I stumbled across this thread the other day, which discusses (read argues) the merits of developing user interfaces to behave based on the platform the software is running on. The original post was created by a guy called Joe Marshall, who had developed a Windows plugin for The GIMP that created a single window which took ownership of all the other windows.
Traditionally, The GIMP has been a *nix-based application, with a multitude of windows. While this has been a standard *nix GUI convention for years, most Windows applications these days use a single MDI (Multiple Document Interface) window in place of multiple windows. Joe mentioned that this provided multiple benefits for Windows users:
- Users could Alt-Tab between GIMP and other applications in one go, rather than having to Alt-Tab through each GIMP window.

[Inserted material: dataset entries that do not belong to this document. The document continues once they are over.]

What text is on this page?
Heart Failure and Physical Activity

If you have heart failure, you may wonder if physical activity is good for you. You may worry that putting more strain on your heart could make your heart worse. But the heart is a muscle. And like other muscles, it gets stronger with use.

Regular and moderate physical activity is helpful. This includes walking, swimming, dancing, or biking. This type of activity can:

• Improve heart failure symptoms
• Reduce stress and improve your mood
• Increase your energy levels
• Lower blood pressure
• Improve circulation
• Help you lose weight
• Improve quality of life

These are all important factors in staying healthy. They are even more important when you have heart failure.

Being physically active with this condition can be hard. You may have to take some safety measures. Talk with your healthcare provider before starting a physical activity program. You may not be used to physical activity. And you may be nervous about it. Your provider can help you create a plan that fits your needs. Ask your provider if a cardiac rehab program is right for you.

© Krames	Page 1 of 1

- Users could minimize/restore all the GIMP windows in one go.
- Users could select each window from a Window menu on the main window.
- There was only one button on the taskbar, rather than one for each window.
- The file selector dialog was replaced with a standard Window file browser dialog box.
Here are his comments:
Basically it makes it into a usable application, it's a bit mac-like still with all the windows, but in a similar way to on the mac, the separate windows behave like one application and don't clutter up your taskbar. Also if you maximize the background window, you get rid of the irritating thing where you miss click on a tool and open up another application. Previously I'd had to minimize all other applications when using gimp, that was getting to be a right lot of hassle.
Responses were varied, including BiggyP's comment:
well, it sounds absolutely appalling to me...
Twelve Parsecs made the most controversial comment:
The other thing is that under no circumstances should a user have to adapt and get used to the quirks of a program's interface. Never. The interface should adapt to the user. As the Fool in King Lear asks, "May not an ass know when the cart draws the horse?"
This drew a barage of comments, but raises an interesting point. A large amount of software these days, particularly Open Source software like GIMP, is implemented in platform independent languages and then compiled for each platform they want to release the software for. So a *nix application, built to follow *nix GUI conventions, simply gets recompiled to run under Windows. While the gap between Windows and *nix GUI conventions seems to be narrowing, there are still significant differences that could confuse users.
Other people posted commments about the fact that if the GIMP UI was changed to follow these conventions it could confuse existing GIMP users. This is where plugins and skins work together to ensure users can make applications behave the way that they are expecting them to behave.
Software developers need to bear in mind that users have different expectations of user interfaces based on their knowledge and experience.